Defense Secretary Leon Panetta sent a Nov. 30 plea to Levin and HASC Chairman Howard “Buck” McKeon (R-Calif.) seeking FY ’13 funding authorization for MEADS, noting that as part of the Proof of Concept effort MEADS successfully intercepted an air-breathing target “on time and within budget” on Nov. 29.
“In light of this solid success and the need to archive the data that will allow the United States and our partners, Germany and Italy, to capitalize on the demonstrated capabilities, we should provide the final year of funding to complete the PoC development and testing against ballistic missiles,” Panetta wrote.
Levin said yesterday that it’s not likely the final House-Senate defense authorization bill will drop the prohibition against MEADS funding. Still, he noted the SASC “always look at requests (from the defense secretary) seriously.”
There are seven other provisions in the Senate’s defense authorization bill to which the OMB says the administration “strongly objects,” including contentious language on military detainees that garnered heated debate on the Senate floor last week. Those matters that the administration strongly opposes also include one that would block the Air Force’s plan to retire or divest more than 200 Air National Guard and Air Force Reserve aircraft over the next five years–something the House-passed bill also rejects.
“These provisions would force (the Department of Defense) DoD to operate, sustain, and maintain aircraft that are in excess to national security requirements, as defined by the new defense strategy, and are not affordable in an austere budget environment,” OMB says about provisions in the Senate bill. “They also would impair the ability of the secretary to manage the department and, by retaining large numbers of under-resourced aircraft in the fleet in today’s fiscally constrained environment, could contribute to a hollow force.”
Levin stuck by the Senate bill, which calls for creating a commission on the structure of the Air Force to make recommendations for how to go about retiring such aircraft.
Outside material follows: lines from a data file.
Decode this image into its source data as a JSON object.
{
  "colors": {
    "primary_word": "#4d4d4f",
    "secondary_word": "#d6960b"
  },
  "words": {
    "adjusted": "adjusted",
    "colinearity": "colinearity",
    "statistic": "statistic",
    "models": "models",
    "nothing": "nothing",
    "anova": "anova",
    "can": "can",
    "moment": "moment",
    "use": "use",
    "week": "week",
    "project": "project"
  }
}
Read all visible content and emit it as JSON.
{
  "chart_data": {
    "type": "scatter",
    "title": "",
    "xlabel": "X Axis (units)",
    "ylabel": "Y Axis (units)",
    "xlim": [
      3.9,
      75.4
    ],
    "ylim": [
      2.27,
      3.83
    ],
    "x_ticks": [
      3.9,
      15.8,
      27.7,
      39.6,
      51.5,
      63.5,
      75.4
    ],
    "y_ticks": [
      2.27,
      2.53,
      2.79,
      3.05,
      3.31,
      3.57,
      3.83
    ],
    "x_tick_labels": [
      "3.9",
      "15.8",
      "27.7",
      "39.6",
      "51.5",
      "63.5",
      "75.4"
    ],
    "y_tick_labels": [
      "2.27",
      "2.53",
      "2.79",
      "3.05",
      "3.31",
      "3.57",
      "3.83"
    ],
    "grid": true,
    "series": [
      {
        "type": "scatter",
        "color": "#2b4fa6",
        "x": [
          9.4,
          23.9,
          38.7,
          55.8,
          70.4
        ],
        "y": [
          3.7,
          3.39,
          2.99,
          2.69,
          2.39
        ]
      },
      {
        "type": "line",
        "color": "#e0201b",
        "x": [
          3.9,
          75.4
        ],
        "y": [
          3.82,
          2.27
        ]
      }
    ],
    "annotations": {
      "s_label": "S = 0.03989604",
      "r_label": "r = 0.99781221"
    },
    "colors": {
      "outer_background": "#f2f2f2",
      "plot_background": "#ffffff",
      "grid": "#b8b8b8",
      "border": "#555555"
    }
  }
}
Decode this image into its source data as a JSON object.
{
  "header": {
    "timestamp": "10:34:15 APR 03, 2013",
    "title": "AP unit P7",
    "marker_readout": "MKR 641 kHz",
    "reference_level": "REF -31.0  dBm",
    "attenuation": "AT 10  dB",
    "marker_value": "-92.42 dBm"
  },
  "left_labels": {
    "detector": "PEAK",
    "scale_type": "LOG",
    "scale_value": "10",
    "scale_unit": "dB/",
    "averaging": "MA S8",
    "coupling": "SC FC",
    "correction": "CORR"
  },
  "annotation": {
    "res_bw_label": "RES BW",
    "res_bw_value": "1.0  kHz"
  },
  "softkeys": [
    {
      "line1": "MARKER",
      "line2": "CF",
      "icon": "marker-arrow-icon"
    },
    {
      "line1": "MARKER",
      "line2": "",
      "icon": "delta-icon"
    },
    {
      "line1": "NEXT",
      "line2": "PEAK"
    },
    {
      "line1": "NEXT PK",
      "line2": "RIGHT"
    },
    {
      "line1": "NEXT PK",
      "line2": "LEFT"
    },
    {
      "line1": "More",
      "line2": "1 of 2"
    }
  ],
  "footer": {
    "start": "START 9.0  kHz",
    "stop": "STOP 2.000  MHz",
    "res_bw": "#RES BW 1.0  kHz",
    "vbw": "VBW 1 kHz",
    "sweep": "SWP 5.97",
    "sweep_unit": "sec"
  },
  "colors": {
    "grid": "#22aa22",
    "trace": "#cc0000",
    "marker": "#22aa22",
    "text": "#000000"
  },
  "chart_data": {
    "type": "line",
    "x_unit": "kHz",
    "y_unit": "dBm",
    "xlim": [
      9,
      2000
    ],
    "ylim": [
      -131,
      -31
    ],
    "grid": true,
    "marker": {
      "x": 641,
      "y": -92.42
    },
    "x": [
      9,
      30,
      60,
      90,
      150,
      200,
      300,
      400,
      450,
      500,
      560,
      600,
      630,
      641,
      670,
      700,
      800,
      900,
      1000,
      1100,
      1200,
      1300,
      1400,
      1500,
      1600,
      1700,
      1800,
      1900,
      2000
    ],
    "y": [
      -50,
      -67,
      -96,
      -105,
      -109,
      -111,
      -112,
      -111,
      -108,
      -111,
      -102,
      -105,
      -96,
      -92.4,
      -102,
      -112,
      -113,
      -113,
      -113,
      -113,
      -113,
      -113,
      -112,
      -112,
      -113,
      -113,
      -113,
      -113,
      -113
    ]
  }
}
“They have to retire aircraft at some point,…the question is whether or not when they do that, particularly when they affect the National Guard, they should be in consultations with the governors and the National Guard,” the SASC chairman said. “That’s what the issue was with the Air Force, that they had a disproportionate impact on the National Guard, way out of proportion to the active duty,…and that they ought to consult with the governors and the National Guard folks, just consult, before they make decisions which have those kinds of impacts.”
OMB also threatened to veto the defense authorization bill the House passed in May.
HASC and SASC staff have already held informal pre-conference negotiations on a final version the Pentagon legislation. Yet some major issues remain for the committee leaders to decide, aides said. Those include whether to thwart the Pentagon’s alternative-energy development efforts, direct it plan an East Coast missile-defense site, and reject its attempt to kill the Global Hawk Block 30 unmanned aircraft effort.
SASC leaders prepared for the final vote on the defense bill yesterday by clearing a package of 11 amendments via a voice vote without debate. It held a series of similar votes during the previous four days of debate, when it approved more than 100 proposed amendments.
Only a handful of amendments, including those on biofuels and detainees, were acted upon in traditional roll-call votes.